Brown asintió, pero añadió:
—Con todo, quiero una respuesta.
—Yo también. Pero piense en el caso de Monroe. Si lo hizo él, y lo digo en condicional, si lo hizo, podría pillarlo por ahí. —Hizo una pausa y luego rectificó—: Podríamos pillarlo por ahí.

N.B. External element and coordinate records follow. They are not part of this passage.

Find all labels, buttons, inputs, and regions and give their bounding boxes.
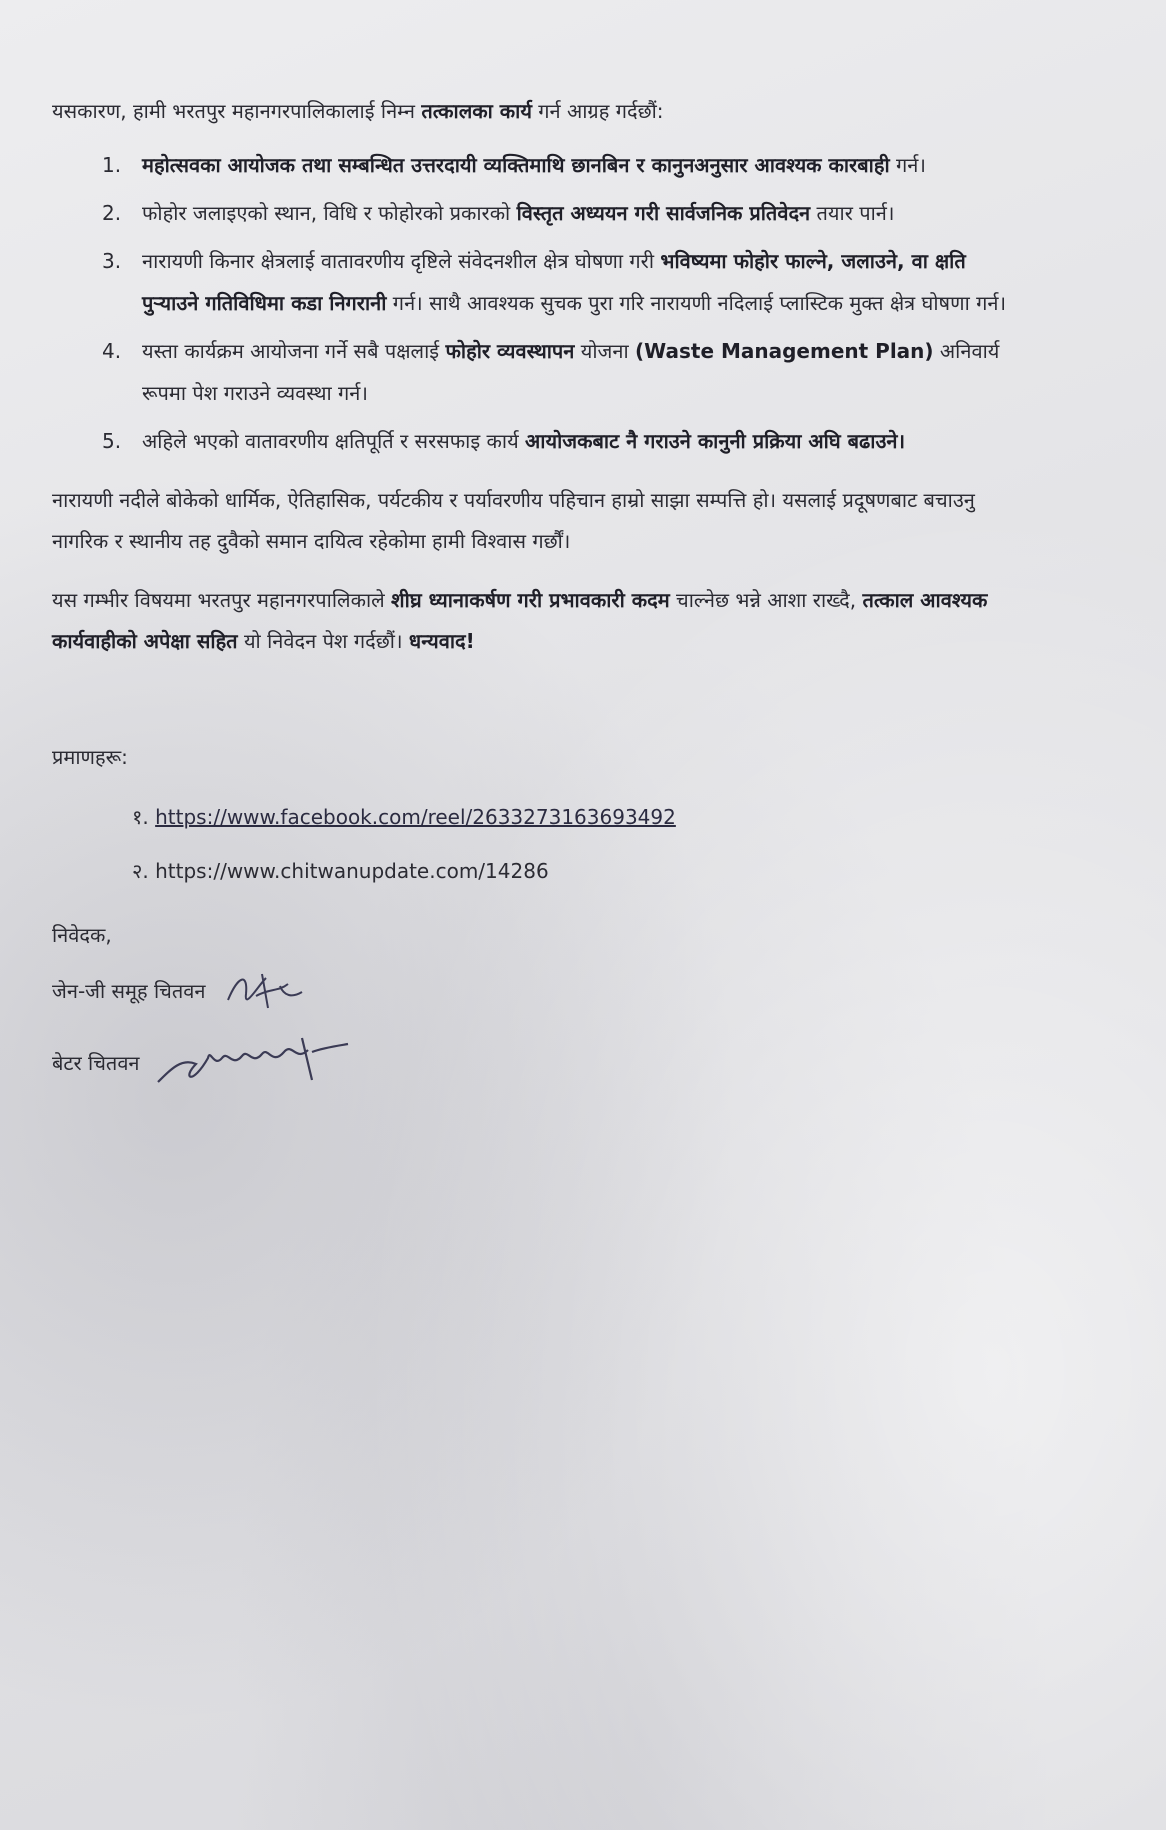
demand-item — [102, 192, 1012, 234]
demand-number: 3. — [102, 249, 122, 273]
signature-image — [218, 966, 308, 1016]
evidence-item: २. https://www.chitwanupdate.com/14286 — [132, 859, 549, 883]
heritage-paragraph: नारायणी नदीले बोकेको धार्मिक, ऐतिहासिक, पर्यटकीय र पर्यावरणीय पहिचान हाम्रो साझा सम्पत्ति हो। यसलाई प्रदूषणबाट बचाउनु नागरिक र स्थानीय तह दुवैको समान दायित्व रहेकोमा हामी विश्वास गर्छौं। — [52, 488, 975, 553]
demand-item — [102, 144, 1012, 186]
demand-text: अनिवार्य रूपमा पेश गराउने व्यवस्था गर्न। — [142, 339, 1000, 405]
demand-text: गर्न। साथै आवश्यक सुचक पुरा गरि नारायणी नदिलाई प्लास्टिक मुक्त क्षेत्र घोषणा गर्न। — [386, 291, 1007, 315]
demand-item — [102, 420, 1012, 462]
evidence-heading: प्रमाणहरू: — [52, 745, 128, 769]
letter-body — [52, 92, 1012, 1098]
demand-emphasis: विस्तृत अध्ययन गरी सार्वजनिक प्रतिवेदन — [516, 201, 811, 225]
demand-text: तयार पार्न। — [810, 201, 895, 225]
demands-list — [52, 144, 1012, 462]
applicant-label: निवेदक, — [52, 923, 112, 947]
demand-text: अहिले भएको वातावरणीय क्षतिपूर्ति र सरसफाइ कार्य — [142, 429, 526, 453]
demand-item — [102, 330, 1012, 414]
demand-emphasis: फोहोर व्यवस्थापन — [445, 339, 575, 363]
demand-text: फोहोर जलाइएको स्थान, विधि र फोहोरको प्रकारको — [142, 201, 517, 225]
demand-emphasis: (Waste Management Plan) — [635, 339, 934, 363]
demand-number: 4. — [102, 339, 122, 363]
demand-emphasis: महोत्सवका आयोजक तथा सम्बन्धित उत्तरदायी व्यक्तिमाथि छानबिन र कानुनअनुसार आवश्यक कारबाही — [142, 153, 890, 177]
signature-image — [152, 1028, 352, 1098]
evidence-link-chitwanupdate[interactable]: https://www.chitwanupdate.com/14286 — [155, 859, 549, 883]
demand-emphasis: आयोजकबाट नै गराउने कानुनी प्रक्रिया अघि बढाउने। — [525, 429, 906, 453]
demand-text: गर्न। — [889, 153, 926, 177]
evidence-section — [52, 738, 1012, 890]
demand-text: यस्ता कार्यक्रम आयोजना गर्ने सबै पक्षलाई — [142, 339, 446, 363]
signoff-block — [52, 916, 1012, 1098]
demand-text: योजना — [574, 339, 635, 363]
closing-paragraph: यस गम्भीर विषयमा भरतपुर महानगरपालिकाले शीघ्र ध्यानाकर्षण गरी प्रभावकारी कदम चाल्नेछ भन्ने आशा राख्दै, तत्काल आवश्यक कार्यवाहीको अपेक्षा सहित यो निवेदन पेश गर्दछौं। धन्यवाद! — [52, 588, 988, 653]
demand-number: 5. — [102, 429, 122, 453]
evidence-list — [52, 798, 1012, 890]
evidence-item: १. https://www.facebook.com/reel/2633273163693492 — [132, 805, 676, 829]
thanks-text: धन्यवाद! — [408, 629, 475, 653]
demand-text: नारायणी किनार क्षेत्रलाई वातावरणीय दृष्टिले संवेदनशील क्षेत्र घोषणा गरी — [142, 249, 661, 273]
evidence-link-facebook[interactable]: https://www.facebook.com/reel/2633273163693492 — [155, 805, 676, 829]
demand-number: 2. — [102, 201, 122, 225]
signatory-row — [52, 1028, 1012, 1098]
signatory-row — [52, 966, 1012, 1016]
demand-item — [102, 240, 1012, 324]
intro-line: यसकारण, हामी भरतपुर महानगरपालिकालाई निम्न तत्कालका कार्य गर्न आग्रह गर्दछौं: — [52, 99, 664, 123]
demand-emphasis: भविष्यमा फोहोर फाल्ने, जलाउने, वा क्षति पुर्‍याउने गतिविधिमा कडा निगरानी — [142, 249, 966, 315]
org-name: जेन-जी समूह चितवन — [52, 979, 206, 1003]
demand-number: 1. — [102, 153, 122, 177]
org-name: बेटर चितवन — [52, 1051, 140, 1075]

—¿Y con eso todo arreglado? ¿Lo metemos otra vez en el corredor de la muerte? Borrón y cuenta nueva, ¿es eso lo que está pensando?
—Es posible. Espero.
—La esperanza —dijo el detective— es algo en lo que jamás he creído. Como en la suerte o la religión. Y de todos modos —sacudió la cabeza—, tenemos el mismo problema: un hombre a punto de morir sostiene que ha hecho un trato criminal. La única prueba son los muertos del condado de Monroe. ¿Cree que podríamos encontrar un arma y relacionarla con Bobby Earl? Quizás utilizó una tarjeta de crédito para comprar un billete de avión y alquilar un coche, así podríamos situarlo en el lugar el día de los hechos. ¿Cree que pudo verlo alguien? ¿O quizá se encargó de sellarles la boca? ¿Lo cree tan estúpido como para dejar huellas o cabellos o cualquier otra prueba forense que sus estimados amigos de la policía de Monroe estén dispuestos a cederle sin hacer preguntas? ¿No cree que después de la primera vez debió de aprender la lección y que ahora no habrá dejado rastro alguno?